The marked advances we have seen in human nature – reflected in declining violence, increased avenues for compassion (both through government and charitable vehicles), and notable advances in both societal institutions and equal rights – largely stem from progress made possible by human ingenuity. Invent the printing press, and people can become more familiar with new ideas and other cultures. Invent television, and we can see others across the globe with our own eyes. Spawn the internet, and we can track the challenges people face and the advances they make, and see our own opportunity to help them, in real time.
New technologies make it possible for us to view the world the way others do. And they create the wealth that allow us to act on these insights.
It was not always thus. In 1703, the most powerful wind force in English history, probably an offshoot of a hurricane, killed thousands and caused more destruction to England than any known storm before or since, sinking one-third of the British Navy fleet. Unlike natural disasters today, the “Great Wind” prompted little if any assistance from other countries. Most of England’s own neighbors probably did not immediately know about the hurricane’s impact. Today, we see the impact of hurricanes – and tsunamis, earthquakes, and other natural disasters – with our own eyes, as they happen.
Instead of seeking foreign tribute, we are more likely to engage in foreign aid. Instead of achieving our goals by making war, we are more likely to pursue them by seeking cooperation. The world is far from heaven on earth, but it is moving even farther from the Hobbesian description of life as “nasty, brutish and short.”
Human nature has advanced, largely because technological developments have made that possible by creating wealth, by linking us together, and by enhancing and speeding communications and transportation. By making the world a smaller place, human ingenuity pulls human nature forward.

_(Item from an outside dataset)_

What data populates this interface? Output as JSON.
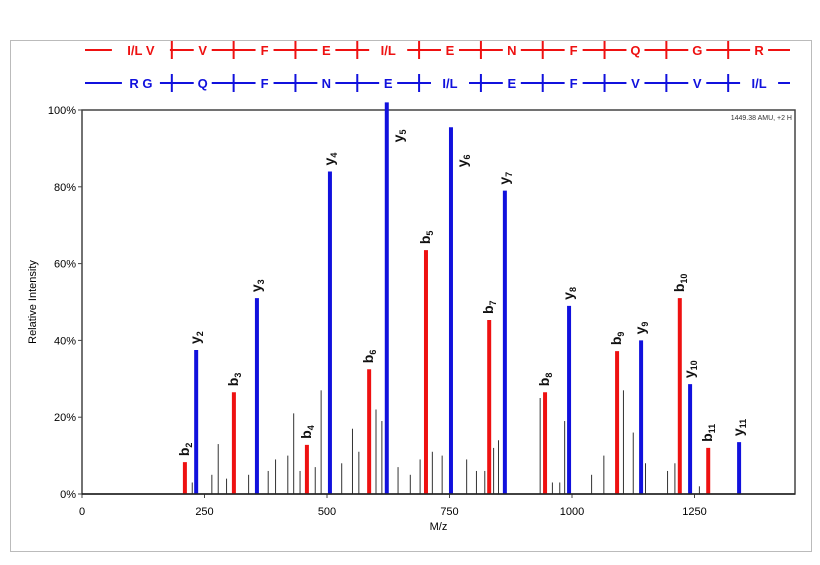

The bad news is that human nature often drags human ingenuity back. Human ingenuity allows us to split the atom – and human nature uses the knowledge to spawn the most destructive weapons in history. Modernize industrial production, and people use the methodologies to pursue the Holocaust. Invent ships that can cross oceans, and they are used to transport slaves. Develop radio and other means of communications, and human beings use them to facilitate the slaughter of Tutsis in Rwanda.
The result is that we make progress, in the manner of some caterpillar, springing forward, retrenching, and then abruptly springing forward again. Humanity advances in fits and starts, largely because of the inherent tension between human ingenuity and human nature.
To slow the pace of technological change today, as Cohen advocates, would make no more sense than to stall the development of international shipping or industrial organization in the past. Perhaps the most important value that new technologies bring us is an ability to know each other better – and make human ingenuity serve the purpose of a constantly improving human nature.